Srinivasan is known for working with colleagues in the U.S. Department of Agriculture-Agricultural Research Service and Natural Resources Conservation Service to develop the Soil and Water Assessment Tool, known as SWAT. This public domain, watershed-scale computer simulation model predicts impacts of weather, soils, land use and land management on water supplies and pollution, soil erosion and fertility, and crop production.
His contribution to SWAT’s development was pioneering integration of large-scale, internationally available natural resource databases and geographic information systems into an easily used analytical system, according to his nomination. As an ambassador for SWAT, he has traveled worldwide to help researchers and development agencies apply this model to their natural resource problems.
The Journal of Soil and Water Conservation identified SWAT as the world’s most widely used nonpoint source pollution model over the past 20 years and names Srinivasan as one of the two most productive authors in the world in nonpoint source pollution research.

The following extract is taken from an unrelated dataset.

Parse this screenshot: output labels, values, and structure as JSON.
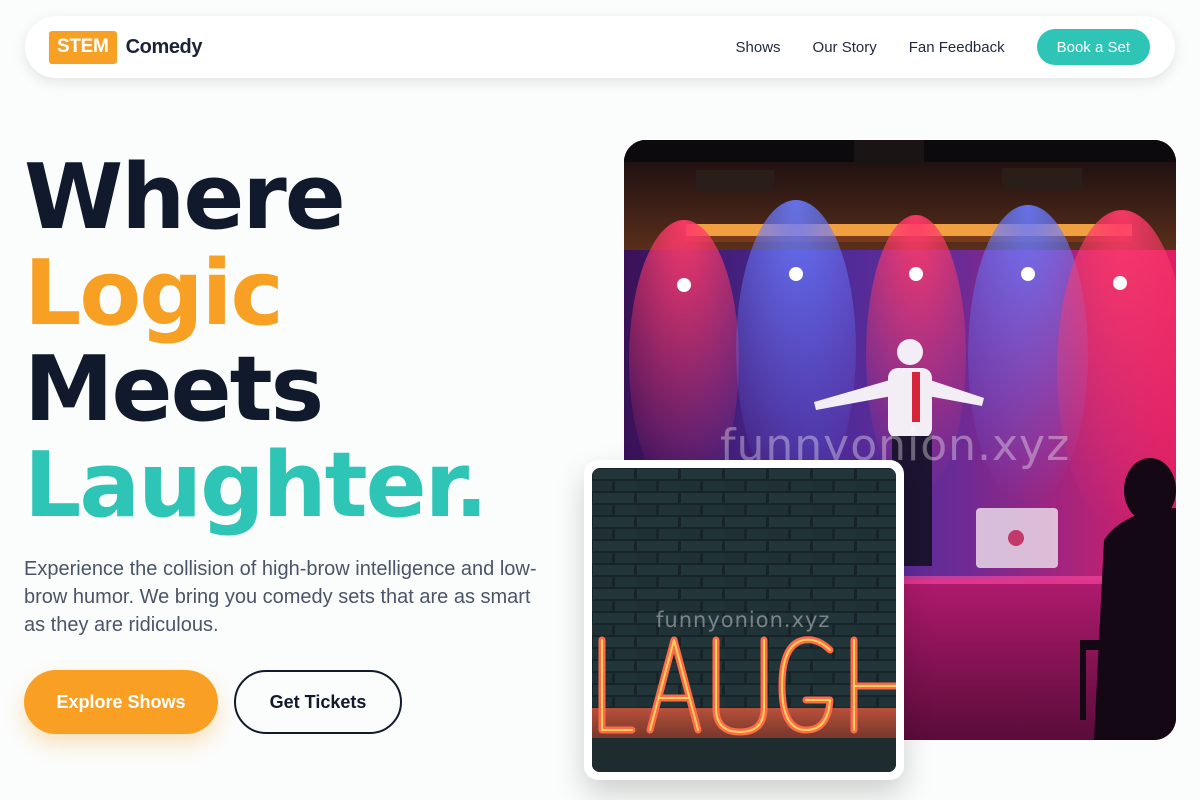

He has provided more than 270 peer-reviewed articles and participated in 150 international workshops and 30 conferences organized over the years.
Most recently, he was selected for Fulbright Specialist and as the recipient of the Distinguished Alumni Award from Purdue University. He has previously been recognized with the AgriLife Research Fellow, Vice Chancellor’s Award for Excellence and the Texas A&M College of Agriculture and Life Sciences Dean’s Outstanding Achievement Award. Additionally, he was honored with Docteur Honoria Causa from Paul Sabatier University in Toulouse, France, and with the Norman Hudson Memorial Award from the World Association of Soil and Water Conservation for the development and worldwide application of SWAT.